One of the hardest things is day to day impacts and acceptance from those around you. My children at this moment in time are the only ones that give unconditional acceptance and sympathy and love. I will have to go lay down as I can't keep standing and before long a 10 or 13 year old will show up and lay across my chest to give me a hug and an I love you. As I lay there wanting to cry from the pain of their weight laying across my chest, all I can do is hold them and say I love you back.

With adults we have expectations of responsibility and duty. My wife that has dealt with her own pain and medical issues since the age of 21 with 2 major strokes and open heart surgery that year. Still gets upset with me as I am not fulfilling my role as husband and father and provider really well. She understands in her head as she also deals with physical issues and pain, but emotionally it's hard. She see's me 10 times a day go lay down and read for 20 or 30 minutes before getting back up and doing stuff. I can't do all the repairs the house needs, I have to take a couple breaks while cooking meals and maybe three between starting and finishing cleaning the kitchen. She doesn't say anything as I can tell she knows, but I can also tell she is frustrated both with herself over her issues and me with mine. Because stuff just isn't getting done as it needs to be. I have to focus on my knowledge of her issues and chronic tiredness that needs 10+ hours of sleep a day since the strokes; that she doesn't get and that leaves her chronically stressed and sleep deprived.
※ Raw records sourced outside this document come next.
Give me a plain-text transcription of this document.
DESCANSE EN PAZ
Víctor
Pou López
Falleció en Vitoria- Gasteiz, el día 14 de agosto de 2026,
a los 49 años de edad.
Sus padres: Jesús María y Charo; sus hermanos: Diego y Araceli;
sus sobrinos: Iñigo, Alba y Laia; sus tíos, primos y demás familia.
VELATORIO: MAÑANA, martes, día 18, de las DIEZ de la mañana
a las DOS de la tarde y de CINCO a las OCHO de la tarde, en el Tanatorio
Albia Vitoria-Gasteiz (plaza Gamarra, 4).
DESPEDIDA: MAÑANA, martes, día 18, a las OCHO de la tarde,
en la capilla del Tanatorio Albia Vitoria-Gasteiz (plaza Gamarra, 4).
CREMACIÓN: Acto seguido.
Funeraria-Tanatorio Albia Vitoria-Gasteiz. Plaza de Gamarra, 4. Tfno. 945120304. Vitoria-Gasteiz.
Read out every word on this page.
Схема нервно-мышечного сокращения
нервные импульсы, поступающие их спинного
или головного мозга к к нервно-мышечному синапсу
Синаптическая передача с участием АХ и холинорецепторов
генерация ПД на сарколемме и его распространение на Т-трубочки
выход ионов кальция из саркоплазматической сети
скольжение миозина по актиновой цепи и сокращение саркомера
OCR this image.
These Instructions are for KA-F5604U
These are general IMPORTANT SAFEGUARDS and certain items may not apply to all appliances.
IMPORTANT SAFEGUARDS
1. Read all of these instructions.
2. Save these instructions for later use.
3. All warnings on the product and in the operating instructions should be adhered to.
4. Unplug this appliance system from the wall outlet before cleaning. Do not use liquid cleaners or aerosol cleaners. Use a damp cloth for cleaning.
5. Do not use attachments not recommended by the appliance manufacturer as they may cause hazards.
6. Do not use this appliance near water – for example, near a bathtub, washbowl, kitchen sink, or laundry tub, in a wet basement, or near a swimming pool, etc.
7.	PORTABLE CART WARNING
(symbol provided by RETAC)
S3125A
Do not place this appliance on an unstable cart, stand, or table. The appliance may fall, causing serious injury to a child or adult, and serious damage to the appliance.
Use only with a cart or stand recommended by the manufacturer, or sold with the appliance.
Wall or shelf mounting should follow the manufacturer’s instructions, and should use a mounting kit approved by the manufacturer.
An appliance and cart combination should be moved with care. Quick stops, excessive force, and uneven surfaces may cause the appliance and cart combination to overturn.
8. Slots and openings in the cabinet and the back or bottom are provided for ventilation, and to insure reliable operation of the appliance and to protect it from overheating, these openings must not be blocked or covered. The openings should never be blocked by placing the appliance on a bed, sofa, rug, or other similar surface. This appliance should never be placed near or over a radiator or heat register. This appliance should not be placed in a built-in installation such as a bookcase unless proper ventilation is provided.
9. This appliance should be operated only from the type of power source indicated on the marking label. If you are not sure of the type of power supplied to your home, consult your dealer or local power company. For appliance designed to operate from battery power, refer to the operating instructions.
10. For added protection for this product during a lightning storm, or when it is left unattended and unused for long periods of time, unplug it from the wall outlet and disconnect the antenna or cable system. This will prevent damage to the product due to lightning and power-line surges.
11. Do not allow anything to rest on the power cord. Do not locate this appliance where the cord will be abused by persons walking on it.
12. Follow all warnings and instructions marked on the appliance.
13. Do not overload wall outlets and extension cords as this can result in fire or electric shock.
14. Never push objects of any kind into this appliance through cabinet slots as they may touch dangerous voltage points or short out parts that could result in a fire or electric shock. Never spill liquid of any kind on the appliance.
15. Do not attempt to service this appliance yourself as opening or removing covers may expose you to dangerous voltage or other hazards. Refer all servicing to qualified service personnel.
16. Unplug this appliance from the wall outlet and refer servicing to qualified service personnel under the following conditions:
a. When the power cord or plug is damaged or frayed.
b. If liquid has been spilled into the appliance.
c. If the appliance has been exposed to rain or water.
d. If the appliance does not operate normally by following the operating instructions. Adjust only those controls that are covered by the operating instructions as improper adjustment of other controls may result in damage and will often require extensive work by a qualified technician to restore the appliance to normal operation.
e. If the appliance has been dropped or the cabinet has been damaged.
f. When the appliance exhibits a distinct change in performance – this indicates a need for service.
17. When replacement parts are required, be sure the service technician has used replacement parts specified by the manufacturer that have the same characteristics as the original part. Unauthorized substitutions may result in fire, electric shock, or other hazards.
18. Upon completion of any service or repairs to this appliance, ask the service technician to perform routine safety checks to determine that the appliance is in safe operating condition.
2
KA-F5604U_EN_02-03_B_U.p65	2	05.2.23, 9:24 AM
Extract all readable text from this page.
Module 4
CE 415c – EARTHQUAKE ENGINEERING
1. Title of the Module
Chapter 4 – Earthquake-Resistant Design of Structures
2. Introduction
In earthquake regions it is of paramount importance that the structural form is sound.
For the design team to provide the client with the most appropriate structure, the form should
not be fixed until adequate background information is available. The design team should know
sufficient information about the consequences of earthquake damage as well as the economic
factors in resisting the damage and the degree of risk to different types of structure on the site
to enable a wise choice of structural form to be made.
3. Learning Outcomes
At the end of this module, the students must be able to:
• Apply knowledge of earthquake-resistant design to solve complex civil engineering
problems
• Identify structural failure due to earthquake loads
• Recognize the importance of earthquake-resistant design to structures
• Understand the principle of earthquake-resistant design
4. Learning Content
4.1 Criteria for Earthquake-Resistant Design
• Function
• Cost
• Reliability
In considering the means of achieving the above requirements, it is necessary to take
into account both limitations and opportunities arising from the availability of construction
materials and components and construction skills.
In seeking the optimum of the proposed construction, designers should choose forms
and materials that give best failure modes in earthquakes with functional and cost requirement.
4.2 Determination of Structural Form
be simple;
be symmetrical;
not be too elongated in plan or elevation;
It really brings to mind what a clueless asshole I was when younger and didn't have the experience of these types of issues. Not saying I behaved badly or treated anyone without care, however you just don't get it unless you have lived it. It just makes me wish I could go back and be more caring and acknowledging of the issues of my elders and some friends back then.

I give a lot of leeway for peoples perceptions because if I who have lived this for so many years and really understand, can still emotionally get frustrated with those around me also dealing with their issues, how can I expect those who haven't to even have a clue.

Reading all these comment has been helpful. I don't feel so alone in some ways. For all of you (many more than I was expecting), I care and am sympathetic to your plights, though there isn't enough of me left to give meaningful real world help, I can give at least sympathy and empathy that there is someone here that understands and wishes you well or at least better.

Anonymous said...

Two ibuprofen and half a tylenol. Nothing radical or unsafe but works well. Apparently a well known secret in emergency rooms.